PostgreSQL Endpoint Troubleshooting - Amazon Database Migration Service
Services or capabilities described in Amazon Web Services documentation might vary by Region. To see the differences applicable to the China Regions, see Getting Started with Amazon Web Services in China (PDF).

PostgreSQL Endpoint Troubleshooting

This section contains replication scenarios specific to PostgreSQL.

Long-running transaction on source

When there are long-running transactions in the source database, such as a few thousand inserts in a single transaction, the DMS CDC event and transaction counters do not increase until the transaction is complete. This delay can cause latency issues that you can measure using the CDCLatencyTarget metric.

To review long-running transactions, do one of the following:

  • Use the pg_replication_slots view. If the restart_lsn value isn't updating, it is likely that PostgreSQL is unable to release Write Ahead Logs (WALs) due to long-running active transactions. For information about the pg_replication_slots view, see pg_replication_slots in the PostgreSQL 15.4 Documentation.

  • Use the following query to return a list of all active queries in the database, along with related information:

    SELECT pid, age(clock_timestamp(), query_start), usename, query FROM pg_stat_activity WHERE query != '<IDLE>' AND query NOT ILIKE '%pg_stat_activity%' ORDER BY query_start desc;

    In the query results, the age field shows the active duration of each query, which you can use to identify long-running queries.

High workload on source

If your source PostgreSQL has a high workload, check the following to reduce latency:

  • You may experience high latency when using the test_decoding plugin while migrating a subset of tables from the source database with a high transactions per second (TPS) value. This is because the test_decoding plugin sends all database changes to the replication instance which DMS then filters, based on the task’s table mapping.
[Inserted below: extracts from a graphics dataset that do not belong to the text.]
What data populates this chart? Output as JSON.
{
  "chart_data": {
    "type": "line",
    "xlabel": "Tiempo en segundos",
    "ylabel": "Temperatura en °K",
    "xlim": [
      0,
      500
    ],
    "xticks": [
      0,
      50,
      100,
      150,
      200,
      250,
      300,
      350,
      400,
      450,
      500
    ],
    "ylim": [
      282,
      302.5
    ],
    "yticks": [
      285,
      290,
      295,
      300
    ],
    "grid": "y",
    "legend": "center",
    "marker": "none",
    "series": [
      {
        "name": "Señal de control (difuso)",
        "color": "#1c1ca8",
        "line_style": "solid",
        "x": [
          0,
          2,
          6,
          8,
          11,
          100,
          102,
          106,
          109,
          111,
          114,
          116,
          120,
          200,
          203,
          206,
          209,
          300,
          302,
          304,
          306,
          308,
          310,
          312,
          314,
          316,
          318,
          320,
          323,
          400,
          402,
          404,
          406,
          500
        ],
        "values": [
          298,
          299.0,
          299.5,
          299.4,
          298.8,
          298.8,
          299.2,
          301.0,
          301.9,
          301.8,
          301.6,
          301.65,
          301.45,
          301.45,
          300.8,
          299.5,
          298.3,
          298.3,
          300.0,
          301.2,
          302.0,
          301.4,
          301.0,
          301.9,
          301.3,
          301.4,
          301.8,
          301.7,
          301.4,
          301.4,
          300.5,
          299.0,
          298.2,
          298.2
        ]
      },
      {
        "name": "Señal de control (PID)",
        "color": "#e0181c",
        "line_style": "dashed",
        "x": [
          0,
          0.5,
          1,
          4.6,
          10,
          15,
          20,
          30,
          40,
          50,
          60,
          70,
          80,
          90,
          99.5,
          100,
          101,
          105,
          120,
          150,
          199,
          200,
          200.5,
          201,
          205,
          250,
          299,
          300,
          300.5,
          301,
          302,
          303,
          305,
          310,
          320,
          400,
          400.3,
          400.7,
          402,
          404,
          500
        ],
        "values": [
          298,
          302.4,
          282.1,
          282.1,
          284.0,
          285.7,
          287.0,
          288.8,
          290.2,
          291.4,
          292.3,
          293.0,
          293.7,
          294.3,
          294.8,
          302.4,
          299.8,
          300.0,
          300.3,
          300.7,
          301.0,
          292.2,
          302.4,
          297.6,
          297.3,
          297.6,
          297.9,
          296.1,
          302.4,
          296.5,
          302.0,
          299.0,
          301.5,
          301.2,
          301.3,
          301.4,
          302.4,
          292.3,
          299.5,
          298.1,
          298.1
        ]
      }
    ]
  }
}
Events for tables that aren’t part of the task’s table mapping can increase source latency.

  • Check TPS throughput using one of the following methods.

    • For Aurora PostgreSQL sources, use the CommitThroughput CloudWatch metric.
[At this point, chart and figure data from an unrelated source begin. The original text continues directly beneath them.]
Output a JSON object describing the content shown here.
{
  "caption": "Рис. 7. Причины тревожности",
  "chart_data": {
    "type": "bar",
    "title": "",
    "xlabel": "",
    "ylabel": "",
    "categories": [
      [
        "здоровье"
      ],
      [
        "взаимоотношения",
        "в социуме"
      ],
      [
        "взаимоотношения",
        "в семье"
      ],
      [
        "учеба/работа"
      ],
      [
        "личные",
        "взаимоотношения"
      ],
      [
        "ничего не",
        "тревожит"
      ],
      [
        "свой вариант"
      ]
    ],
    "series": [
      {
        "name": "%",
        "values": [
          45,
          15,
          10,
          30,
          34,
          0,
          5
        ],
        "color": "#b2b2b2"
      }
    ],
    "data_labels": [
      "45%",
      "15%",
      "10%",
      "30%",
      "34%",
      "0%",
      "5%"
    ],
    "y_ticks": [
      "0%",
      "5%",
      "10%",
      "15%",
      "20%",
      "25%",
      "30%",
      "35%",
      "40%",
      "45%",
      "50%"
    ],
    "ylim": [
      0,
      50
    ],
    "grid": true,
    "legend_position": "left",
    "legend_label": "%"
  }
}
    • For PostgreSQL running on Amazon RDS or on-premises, use the following query using a PSQL client version 11 or higher (Press enter during the query to advance the results):

      SELECT SUM(xact_commit)::numeric as temp_num_tx_ini FROM pg_stat_database; \gset select pg_sleep(60); SELECT SUM(xact_commit)::numeric as temp_num_tx_final FROM pg_stat_database; \gset select (:temp_num_tx_final - :temp_num_tx_ini)/ 60.0 as "Transactions Per Second";
  • To reduce latency when using the test_decoding plugin, consider using the pglogical plugin instead. Unlike the test_decoding plugin, the pglogical plugin filters write ahead log (WAL) changes at the source, and only sends relevant changes to the replication instance. For information about using the pglogical plugin with Amazon DMS, see Configuring the pglogical plugin.

High network throughput

Your replication may have high network bandwidth use when using the test_decoding plugin, especially during high-volume transactions. This is because the test_decoding plugin processes changes, and converts them into a human-readable format that is larger than the original binary format.

To improve performance, consider using the pglogical plugin instead, which is a binary plugin. Unlike the test_decoding plugin, the pglogical plugin generates binary format output, resulting in compressed write ahead log (WAL) stream changes.